Sennheiser EK100 Receiver & Sennheiser SK100 Transmitter (G3)

The first generation in Seinnheiser’s arsenal of wireless recording kits provide all the basics you would expect of a wireless system. Operating on 2 AA batteries in each transmitter and reciever (4 total), these are capable of recording at distances topping near 80 feet from the transmitter to the receiver. Tip: try testing the system outdoors and indoors to properly calibrate headphone level with receiver level.

Sennheiser EW100 G3 Receiver & Sennheiser EW100 G3 Transmitter

The latest from Sennheiser comes the G3 model. Basically the same system all around, slightly configured interface, better at rounding peaks and pops with stronger frequency settings. CANNOT mix G3 receivers and G2 transmitters or vice verse.

Sennheiser EW 100 Handheld mic G3

For recording wirelessly on TV and documentary spots that require the use of a handheld microphone, ideal for use on live coverage of events (i.e. red-carpet and party events) as well as for situations where there is a host who will be speaking with multiple interviewees.

BOOM POLES


Boom poles are an essential part of a filmmaker’s kit, as they are the most common tool combined with shot-gun mic and XLR cable for capturing professional quality sound. Adorama has a few choices available, most of which are made with shotgun mount and provide enough extension for most situations. major tip for boom operators, try holding the boom along your back, like a staff with both arms gripping the ends using your neck as the fulcrum.
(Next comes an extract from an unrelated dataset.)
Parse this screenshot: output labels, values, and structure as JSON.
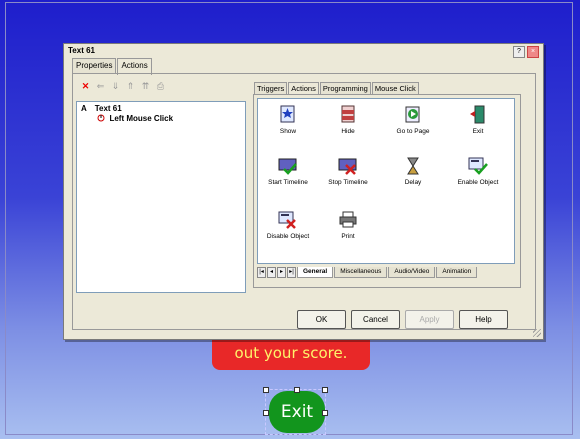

This will allow for less fatigue during long takes, help with balance, and lessen handling noise (noise caused by boom operators movement on the pole picked up by the mic).

GITZO Mic Boom

An all around solid boom pole, good for interiors and light enough to be used all day with proper operation and little fatigue. Comes with shock-mount

BOGEN Super Boom

A great boom pole for larger setups when performers are at a distance. Much lighter than Gitzo boom. Comes with shock-mount

K-TEK Boom Pole

Solid pole with standard length and grips for loosening and tightening. Simple design. Comes with shock-mount

HEADPHONES

For the sound recorder, being on set means being able to record and register quality sound onset at the time of recording, to prevent discontinuity in the final product and to allow the story to be told in a clear and digestible fashion. To do this, they require the use of high-quality headphones, so that the difference between the sound being heard onset and that of the actual sound file is minimal (keep in mind that most headphones have to use a compressed version of the sound file and therefore we hear a lesser quality version based on the quality of the phones).

Sennheiser HD280 Pro Headphones

Sennheiser’s best must mean something. Incredibly durable, with a ultra-wide frequency response of 8Hz to 25kHz.

So there you have it, By simply considering the above information you will be well on your way to understanding the basics of Adorama video sound recording. One last bit of advice, always remember to hit record. Everything else is cake.